Moldovan Prime Minister Dorin Recean has announced that the country no longer dependent on natural gas or electricity from Russia.
“Moldova no longer consumes Russian gas, it is integrated in the European energy network both technically and commercially,” Reacean stated during a state visit this week to neighbouring Romania.
Recean continued: “If at the start of the war 100% of energy consumed in Moldova originated in… Russia, today Moldova can exist with absolutely no natural gas or electricity from Russia”.
The statement supports comments made by Moldovan energy minister Victor Parlicov in March. Parlicov, the first person ever to hold the recently created position, stated that only the Russian-allied breakaway region of Transnistria was still receiving gas from Gazprom, Russia’s state-owned natural gas company.
The independence from Russia is possible, Parlicov added, thanks to the European Bank for Reconstruction and Development giving the country $318 million of credits. These credits allowed Moldova to pivot its supply source to western Europe.
In November, Moldova received natural gas from Slovakia for the first time. Moldova also started buying natural gas from the Trans-Balkan pipeline for the first time, showing the potential diversity of the country’s natural gas import options.
Fraught relations with Gazprom
Relations with Gazprom have been fraught for someyears. In 2021, Gazprom offered Moldova a cheaper gas deal if, in exchange, the country was to weaken ties with the EU.
During the initial stages of the conflict in Ukraine, Gazprom heightened the cost of natural gas for Moldova greatly and cut the supply by more than half. With the supply down to just 5.7 million cubic metres a day, 51% of the original agreed amount, Moldova suffered power shortages and blackouts.
Although Moldova no longer sources natural gas from Russia, Parlicov believes Transnistria will continue to receive Gazprom supply, free of charge.
“They understand that if they abandon this contract, they will practically be allowing the region to collapse,” Parlicov stated.
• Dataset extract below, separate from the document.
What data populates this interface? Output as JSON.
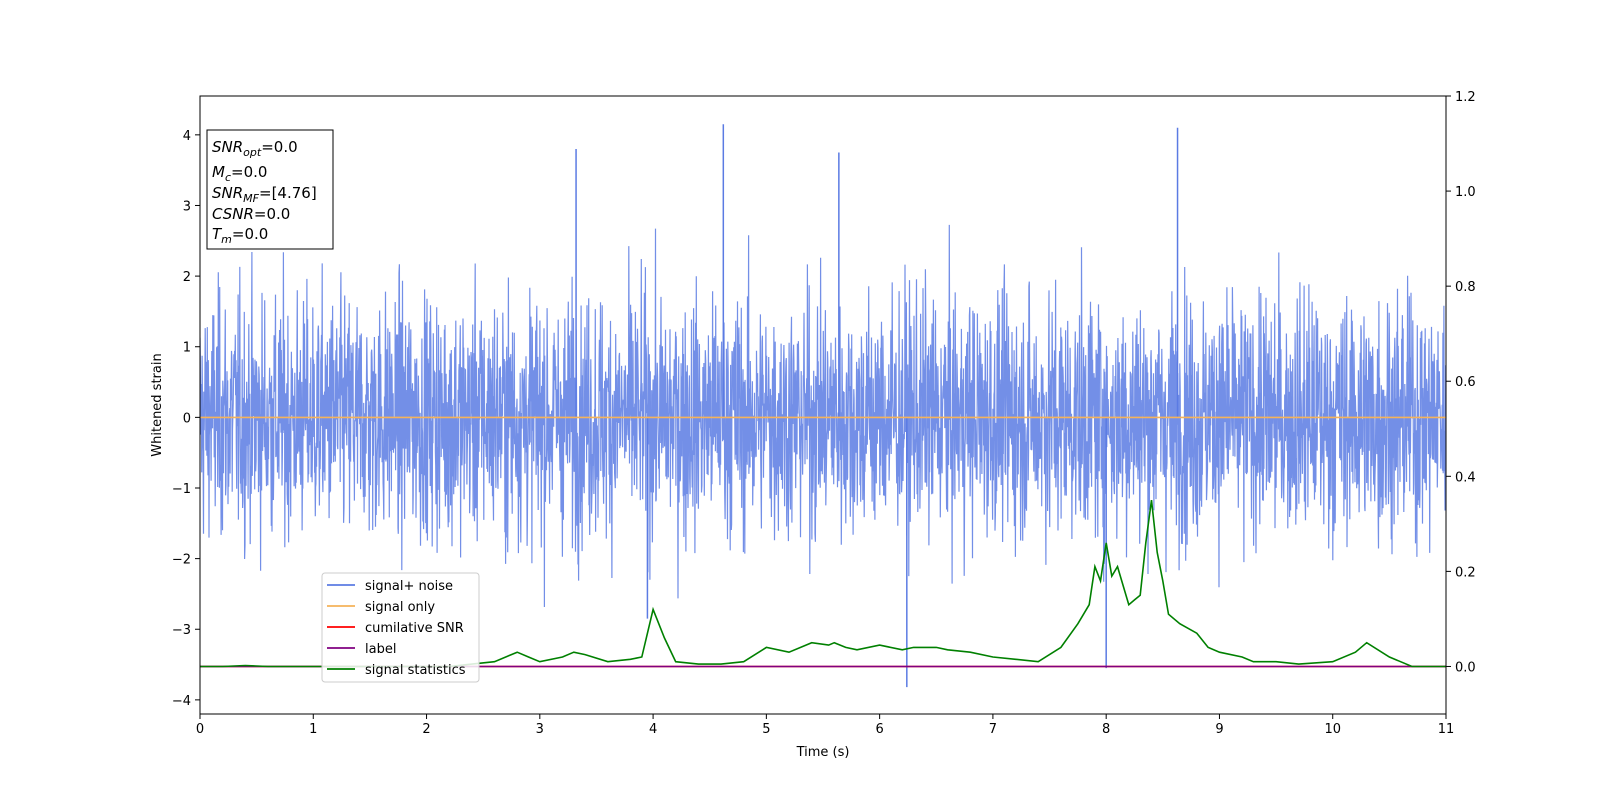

Despite this, Gazprom is still a major figure in Moldova’s energy sector. Most electricity in Moldova is provided by the Cuciurgan Power Plant (CPP). The plant, located in Transnistria, is powered by Gazprom natural gas. The Gazprom gas that Moldova no longer accepts is redirected to Transnistria, then sent back to Moldova at $70 per MW. Therefore, despite diversifying its natural gas imports, the country will require more time before the influence of Gazprom is completely removed from their energy mix.